Tío shook his head. “No. Yesterday I didn’t tell you the whole story. These people didn’t die by the sword. They were killed by one of the diseases the Spaniards brought with them. The Spaniards had become resistant to various illnesses over the years. But the natives, having never been exposed to them, died by the thousands. Millions, if you consider the whole continent.”

Unable to grasp the enormity of what Tío was saying, I turned my eyes to the stone sitting at my feet: 1818–1820, I read. The girl or boy lying here had been only two years old. And for a moment, the red walls I had found soothing before seemed painted in blood. I felt sick.

So this is what would become of my world, I thought, if Tio’s ever learns about it. A graveyard for the dead, a museum for the living.

I looked up. “This is why you brought me here, isn’t it? So that I’d agree to go back to my world.” It wasn’t a question.

But Tío shook his head. “No, Andrea. I brought you here so you would understand why. So you would understand how dangerous it is for your world to be discovered, and so you would never again tread lightly between your world and mine.”

I nodded. “I won’t,Tío. I’ll go back to my world when the moon grows full again and stay there.”

And despite all the beauty of the place, I felt like crying.

By the time we headed back to Davis, my resolution TO return to my world had started to dwindle. Yes, I knew our worlds should never meet, but at the thought of passing another uneventful winter, not to mention the rest of my life, in the company of my mother’s ladies, I felt half-dead already. Surely there had to be a flaw in Tio’s careful reconstruction of the destruction of one way of life by another. To start with, how was he so sure what had happened in the missions these two hundred years past? Tío was old, but not that old. He could not have been there in person.

My uncle laughed at my suggestion. “Of course I wasn’t, Andrea. And no, we can’t ever be one hundred percent sure we got the facts right. But there are ways of getting close to the truth. That’s what archaeology is about: the study of cultures and people long gone.”

“But how? I mean, could you teach me how to learn about the past?”

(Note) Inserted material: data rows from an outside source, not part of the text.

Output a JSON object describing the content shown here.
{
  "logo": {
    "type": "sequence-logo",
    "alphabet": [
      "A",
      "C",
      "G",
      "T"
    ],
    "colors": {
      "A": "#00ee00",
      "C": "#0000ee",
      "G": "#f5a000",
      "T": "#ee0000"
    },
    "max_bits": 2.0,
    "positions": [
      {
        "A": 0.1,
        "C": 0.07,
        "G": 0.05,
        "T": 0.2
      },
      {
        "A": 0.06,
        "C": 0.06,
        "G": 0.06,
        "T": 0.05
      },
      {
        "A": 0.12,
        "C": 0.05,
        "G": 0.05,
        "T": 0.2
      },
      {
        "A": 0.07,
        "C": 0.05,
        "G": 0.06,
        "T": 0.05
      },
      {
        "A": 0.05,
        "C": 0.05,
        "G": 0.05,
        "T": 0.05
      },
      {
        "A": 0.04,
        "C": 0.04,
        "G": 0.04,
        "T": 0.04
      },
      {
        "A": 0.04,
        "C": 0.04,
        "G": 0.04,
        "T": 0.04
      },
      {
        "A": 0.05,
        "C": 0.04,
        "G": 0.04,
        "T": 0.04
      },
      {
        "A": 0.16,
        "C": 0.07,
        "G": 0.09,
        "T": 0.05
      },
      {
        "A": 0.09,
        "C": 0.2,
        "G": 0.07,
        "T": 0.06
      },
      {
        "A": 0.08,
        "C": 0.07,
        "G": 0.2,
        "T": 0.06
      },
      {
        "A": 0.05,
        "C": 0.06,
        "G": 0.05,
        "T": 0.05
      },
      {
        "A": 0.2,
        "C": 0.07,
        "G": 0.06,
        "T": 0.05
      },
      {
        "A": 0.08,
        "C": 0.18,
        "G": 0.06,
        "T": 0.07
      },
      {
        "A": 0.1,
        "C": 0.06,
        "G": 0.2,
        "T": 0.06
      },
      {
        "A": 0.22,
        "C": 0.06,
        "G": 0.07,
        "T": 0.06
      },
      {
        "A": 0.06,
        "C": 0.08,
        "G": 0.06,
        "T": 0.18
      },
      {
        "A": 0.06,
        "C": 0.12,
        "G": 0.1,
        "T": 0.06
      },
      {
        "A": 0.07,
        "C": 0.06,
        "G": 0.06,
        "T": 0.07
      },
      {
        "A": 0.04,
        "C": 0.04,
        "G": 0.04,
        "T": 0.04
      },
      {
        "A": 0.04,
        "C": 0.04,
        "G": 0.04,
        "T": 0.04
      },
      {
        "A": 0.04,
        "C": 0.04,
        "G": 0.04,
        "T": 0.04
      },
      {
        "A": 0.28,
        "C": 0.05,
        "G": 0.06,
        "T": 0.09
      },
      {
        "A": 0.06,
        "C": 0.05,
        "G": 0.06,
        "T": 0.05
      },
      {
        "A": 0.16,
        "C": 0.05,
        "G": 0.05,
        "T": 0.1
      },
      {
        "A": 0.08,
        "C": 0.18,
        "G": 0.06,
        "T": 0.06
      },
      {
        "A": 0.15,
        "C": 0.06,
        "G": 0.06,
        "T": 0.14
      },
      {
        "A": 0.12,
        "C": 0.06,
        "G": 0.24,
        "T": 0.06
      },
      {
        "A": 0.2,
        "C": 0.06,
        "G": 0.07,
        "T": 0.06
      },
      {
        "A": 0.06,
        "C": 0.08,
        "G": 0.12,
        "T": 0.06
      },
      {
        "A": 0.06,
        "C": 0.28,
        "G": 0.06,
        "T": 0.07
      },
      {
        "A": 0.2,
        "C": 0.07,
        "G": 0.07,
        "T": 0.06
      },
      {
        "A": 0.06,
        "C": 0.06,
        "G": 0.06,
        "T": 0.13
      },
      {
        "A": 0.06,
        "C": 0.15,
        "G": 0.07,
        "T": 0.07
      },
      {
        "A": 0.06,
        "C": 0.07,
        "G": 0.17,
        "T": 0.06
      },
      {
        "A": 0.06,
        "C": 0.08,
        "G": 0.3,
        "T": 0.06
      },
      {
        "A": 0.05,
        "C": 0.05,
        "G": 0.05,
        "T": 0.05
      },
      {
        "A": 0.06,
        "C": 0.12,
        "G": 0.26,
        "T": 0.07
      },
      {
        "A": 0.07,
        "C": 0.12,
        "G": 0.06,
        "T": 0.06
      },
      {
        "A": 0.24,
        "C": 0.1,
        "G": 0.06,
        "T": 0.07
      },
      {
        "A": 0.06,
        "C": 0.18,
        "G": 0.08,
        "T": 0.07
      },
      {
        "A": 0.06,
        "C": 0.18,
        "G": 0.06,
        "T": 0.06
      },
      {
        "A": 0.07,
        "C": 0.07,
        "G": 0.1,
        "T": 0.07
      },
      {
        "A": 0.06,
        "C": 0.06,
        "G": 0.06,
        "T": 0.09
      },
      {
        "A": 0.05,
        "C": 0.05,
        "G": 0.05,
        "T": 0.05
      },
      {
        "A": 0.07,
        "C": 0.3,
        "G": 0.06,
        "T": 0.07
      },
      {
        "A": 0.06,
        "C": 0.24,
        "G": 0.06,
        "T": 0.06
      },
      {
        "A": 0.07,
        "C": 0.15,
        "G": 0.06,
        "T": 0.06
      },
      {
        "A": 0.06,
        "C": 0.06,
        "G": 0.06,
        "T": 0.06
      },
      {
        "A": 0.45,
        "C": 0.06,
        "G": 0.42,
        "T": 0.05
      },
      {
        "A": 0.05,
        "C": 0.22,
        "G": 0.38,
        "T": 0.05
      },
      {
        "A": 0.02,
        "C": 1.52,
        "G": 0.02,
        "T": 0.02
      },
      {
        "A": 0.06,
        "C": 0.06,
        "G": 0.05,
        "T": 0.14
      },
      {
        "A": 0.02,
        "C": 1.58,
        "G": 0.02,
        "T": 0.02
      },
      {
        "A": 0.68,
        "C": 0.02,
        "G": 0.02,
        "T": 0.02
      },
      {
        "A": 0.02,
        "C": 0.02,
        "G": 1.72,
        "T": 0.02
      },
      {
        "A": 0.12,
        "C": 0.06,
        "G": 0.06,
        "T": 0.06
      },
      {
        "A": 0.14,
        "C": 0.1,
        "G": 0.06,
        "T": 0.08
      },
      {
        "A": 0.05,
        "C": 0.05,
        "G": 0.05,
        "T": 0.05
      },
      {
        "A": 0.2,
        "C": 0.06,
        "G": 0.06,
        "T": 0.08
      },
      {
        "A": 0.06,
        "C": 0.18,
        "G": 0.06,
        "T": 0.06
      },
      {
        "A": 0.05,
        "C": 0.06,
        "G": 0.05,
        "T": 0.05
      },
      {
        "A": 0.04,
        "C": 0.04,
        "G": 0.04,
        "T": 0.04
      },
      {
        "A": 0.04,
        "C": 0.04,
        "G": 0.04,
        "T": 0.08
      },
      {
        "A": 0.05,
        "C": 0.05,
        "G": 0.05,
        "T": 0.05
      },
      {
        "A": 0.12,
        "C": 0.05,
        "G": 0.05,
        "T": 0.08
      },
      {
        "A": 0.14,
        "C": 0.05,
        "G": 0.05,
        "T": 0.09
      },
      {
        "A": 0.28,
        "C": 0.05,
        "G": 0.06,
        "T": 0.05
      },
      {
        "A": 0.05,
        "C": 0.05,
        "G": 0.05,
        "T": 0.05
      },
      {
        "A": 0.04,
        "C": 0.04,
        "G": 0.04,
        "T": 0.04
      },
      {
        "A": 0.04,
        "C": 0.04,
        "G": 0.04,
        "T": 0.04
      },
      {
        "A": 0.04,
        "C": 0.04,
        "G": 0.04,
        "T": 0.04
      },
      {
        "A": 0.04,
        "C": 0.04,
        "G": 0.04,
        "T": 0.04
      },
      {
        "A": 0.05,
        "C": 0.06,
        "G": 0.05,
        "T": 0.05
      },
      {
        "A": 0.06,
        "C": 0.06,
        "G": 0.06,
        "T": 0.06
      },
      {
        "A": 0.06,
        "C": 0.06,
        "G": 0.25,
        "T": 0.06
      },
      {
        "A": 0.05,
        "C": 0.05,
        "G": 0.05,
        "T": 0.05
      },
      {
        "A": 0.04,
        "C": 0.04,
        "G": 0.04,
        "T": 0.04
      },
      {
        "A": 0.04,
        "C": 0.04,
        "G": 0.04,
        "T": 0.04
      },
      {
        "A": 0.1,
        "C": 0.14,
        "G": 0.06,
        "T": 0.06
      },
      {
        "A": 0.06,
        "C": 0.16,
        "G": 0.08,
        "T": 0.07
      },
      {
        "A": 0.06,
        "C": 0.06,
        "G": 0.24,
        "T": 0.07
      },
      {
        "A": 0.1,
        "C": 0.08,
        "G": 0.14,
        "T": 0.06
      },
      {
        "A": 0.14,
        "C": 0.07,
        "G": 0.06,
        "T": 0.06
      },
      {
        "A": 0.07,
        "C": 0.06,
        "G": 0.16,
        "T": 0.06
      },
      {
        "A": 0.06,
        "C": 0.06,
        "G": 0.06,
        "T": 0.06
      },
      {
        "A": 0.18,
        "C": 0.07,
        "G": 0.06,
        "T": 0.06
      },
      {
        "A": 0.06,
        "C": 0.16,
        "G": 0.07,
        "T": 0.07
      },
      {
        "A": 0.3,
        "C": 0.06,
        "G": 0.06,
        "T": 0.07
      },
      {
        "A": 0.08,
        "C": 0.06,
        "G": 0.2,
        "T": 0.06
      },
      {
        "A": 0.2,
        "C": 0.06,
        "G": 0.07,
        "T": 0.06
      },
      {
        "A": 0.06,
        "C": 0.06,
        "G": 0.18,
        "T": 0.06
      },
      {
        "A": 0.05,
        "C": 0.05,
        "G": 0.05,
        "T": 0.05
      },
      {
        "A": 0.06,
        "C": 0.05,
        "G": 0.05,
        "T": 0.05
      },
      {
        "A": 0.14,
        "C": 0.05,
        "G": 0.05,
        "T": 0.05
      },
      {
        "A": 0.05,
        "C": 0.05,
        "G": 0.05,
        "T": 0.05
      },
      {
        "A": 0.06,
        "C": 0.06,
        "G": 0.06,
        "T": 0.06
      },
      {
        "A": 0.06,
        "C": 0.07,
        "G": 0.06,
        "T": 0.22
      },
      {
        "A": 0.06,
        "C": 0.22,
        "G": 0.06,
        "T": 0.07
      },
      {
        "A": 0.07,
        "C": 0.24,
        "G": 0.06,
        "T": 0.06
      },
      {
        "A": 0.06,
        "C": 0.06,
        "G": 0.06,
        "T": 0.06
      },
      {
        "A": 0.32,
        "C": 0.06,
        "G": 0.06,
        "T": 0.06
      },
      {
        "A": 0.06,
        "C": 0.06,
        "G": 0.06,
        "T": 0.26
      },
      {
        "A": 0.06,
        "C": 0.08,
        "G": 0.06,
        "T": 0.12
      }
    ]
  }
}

“And why would you like to learn that?”

“So that I could study the Xarens back in my world.”

Tío smiled. “To study the Xarens? Now that is actually an old dream of mine.”

“Is that a yes,Tío? Will you teach me now, and then, when I’m back in my world, will you ask my parents to let me study the old cities of the Xarens?”

Tío shook his head. “Sorry, Andrea. But I don’t think your parents would approve. As you know, in your world, ladies do not roam the countryside in search of ruins.”

I scowled. “I’m not a lady.”

Tío laughed. “So you say.”

I sulked. But not for long. I knew Tío was interested in studying the Xarens, and as he could not stay in my world for long due to his responsibilities in his own world, it would be in his best interests to allow me to help. He just needed a little convincing. And I knew just how to tempt him.

“You know, Tío, that the king of Suavia has a collection of Xarens’ texts?”

Tío turned to face me, his eyes eagerly bright. “Really?” he said, the car swerving briefly out of its lane and crunching into the shoulder. “How do you know that?”

“Don Alfonso told me. I could ask him to let me see them.”

Tío laughed. “I see. And is it the Xarens or Don Alfonso you want to study?”

I blushed. I blushed even though there was nothing to blush about, as I found the thought of a romance with Don Alfonso nothing short of appalling. I was about to tell Tío this when it occurred to me that if Tío thought my interest in the Xarens was just a way of getting a boyfriend, a prince of my world no less, he might be more inclined to indulge my learning. And besides, if Tío thought I fancied the haughty prince of Suavia, he would never realize I liked John and thus would not think of preventing me from seeing him.